Polynomial Identity Examples

The principle of polynomial identity states that two polynomials, P₁ and P₂, in standard form, are deemed identical if they possess the same degree and identical coefficients for each corresponding variable. This means, for all values of x, P₁(x) aligns with P₂(x). $$ \forall \ x \ \ \Rightarrow P_1(x) = P_2(x) $$

To illustrate, consider these polynomials:

$$ P_1(x) = 1-x^2 $$

$$ P_2(x) = -(x^2-1) $$

As both polynomials are of the same degree, our first criterion is met.

To determine whether the second criterion - matching coefficients - is satisfied, one can manipulate the expressions in such a way that the coefficients of the variables align.

In this case, this task is straightforward.
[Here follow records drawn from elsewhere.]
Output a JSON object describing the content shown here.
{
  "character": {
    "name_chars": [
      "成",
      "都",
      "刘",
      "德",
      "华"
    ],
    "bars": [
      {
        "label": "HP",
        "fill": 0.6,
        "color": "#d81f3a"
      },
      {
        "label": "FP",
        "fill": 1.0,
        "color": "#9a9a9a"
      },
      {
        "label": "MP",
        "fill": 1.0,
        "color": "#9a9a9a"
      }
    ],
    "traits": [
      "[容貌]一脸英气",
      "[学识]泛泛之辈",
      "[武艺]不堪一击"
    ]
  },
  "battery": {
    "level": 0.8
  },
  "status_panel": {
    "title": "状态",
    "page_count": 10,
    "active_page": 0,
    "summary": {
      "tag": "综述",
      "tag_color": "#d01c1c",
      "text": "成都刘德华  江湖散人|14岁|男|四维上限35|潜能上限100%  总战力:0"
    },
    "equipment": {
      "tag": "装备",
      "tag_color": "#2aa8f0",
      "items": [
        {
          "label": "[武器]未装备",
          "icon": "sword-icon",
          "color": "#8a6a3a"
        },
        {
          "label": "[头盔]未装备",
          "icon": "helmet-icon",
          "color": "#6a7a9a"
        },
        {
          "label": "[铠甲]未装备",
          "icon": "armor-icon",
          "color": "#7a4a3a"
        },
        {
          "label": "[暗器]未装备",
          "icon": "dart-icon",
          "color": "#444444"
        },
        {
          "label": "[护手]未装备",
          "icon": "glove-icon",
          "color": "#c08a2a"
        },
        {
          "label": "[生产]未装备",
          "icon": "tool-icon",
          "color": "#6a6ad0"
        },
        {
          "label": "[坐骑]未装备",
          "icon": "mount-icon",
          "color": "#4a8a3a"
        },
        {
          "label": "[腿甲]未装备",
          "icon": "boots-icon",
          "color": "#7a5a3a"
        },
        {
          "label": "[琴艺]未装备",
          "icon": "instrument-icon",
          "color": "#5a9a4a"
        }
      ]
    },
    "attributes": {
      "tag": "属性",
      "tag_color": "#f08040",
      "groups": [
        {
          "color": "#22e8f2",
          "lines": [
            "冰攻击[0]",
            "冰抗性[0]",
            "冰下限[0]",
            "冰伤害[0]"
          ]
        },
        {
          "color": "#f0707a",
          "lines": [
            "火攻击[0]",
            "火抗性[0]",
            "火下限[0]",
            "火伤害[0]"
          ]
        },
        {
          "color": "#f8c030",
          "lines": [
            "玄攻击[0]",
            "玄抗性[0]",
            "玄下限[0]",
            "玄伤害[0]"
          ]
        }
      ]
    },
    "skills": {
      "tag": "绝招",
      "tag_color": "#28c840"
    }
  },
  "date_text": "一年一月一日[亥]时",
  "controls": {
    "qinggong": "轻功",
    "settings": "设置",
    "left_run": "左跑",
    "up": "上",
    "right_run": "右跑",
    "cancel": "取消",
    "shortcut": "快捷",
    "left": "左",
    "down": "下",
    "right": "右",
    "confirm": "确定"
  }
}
By transforming the second polynomial, we can achieve an equivalent form:

$$ P_1(x) = 1-x^2 $$

$$ P_2(x) = -(x^2-1) = -x^2 +1 = 1-x^2 $$

Hence, both polynomials not only share the same degree (2), but also feature matching coefficients for the x², x¹, and x⁰ terms, which are 1, 0, and -1, respectively.

$$ P_1 = P_2 $$

Therefore, we can conclude that P₁ and P₂ are identical polynomials.

Bear in mind that identical polynomials will yield the same output when the same values are substituted for their variables. This results in them having identical graphical representations. The converse is also true: if two polynomials exhibit identical graphs, then they are indeed identical polynomials.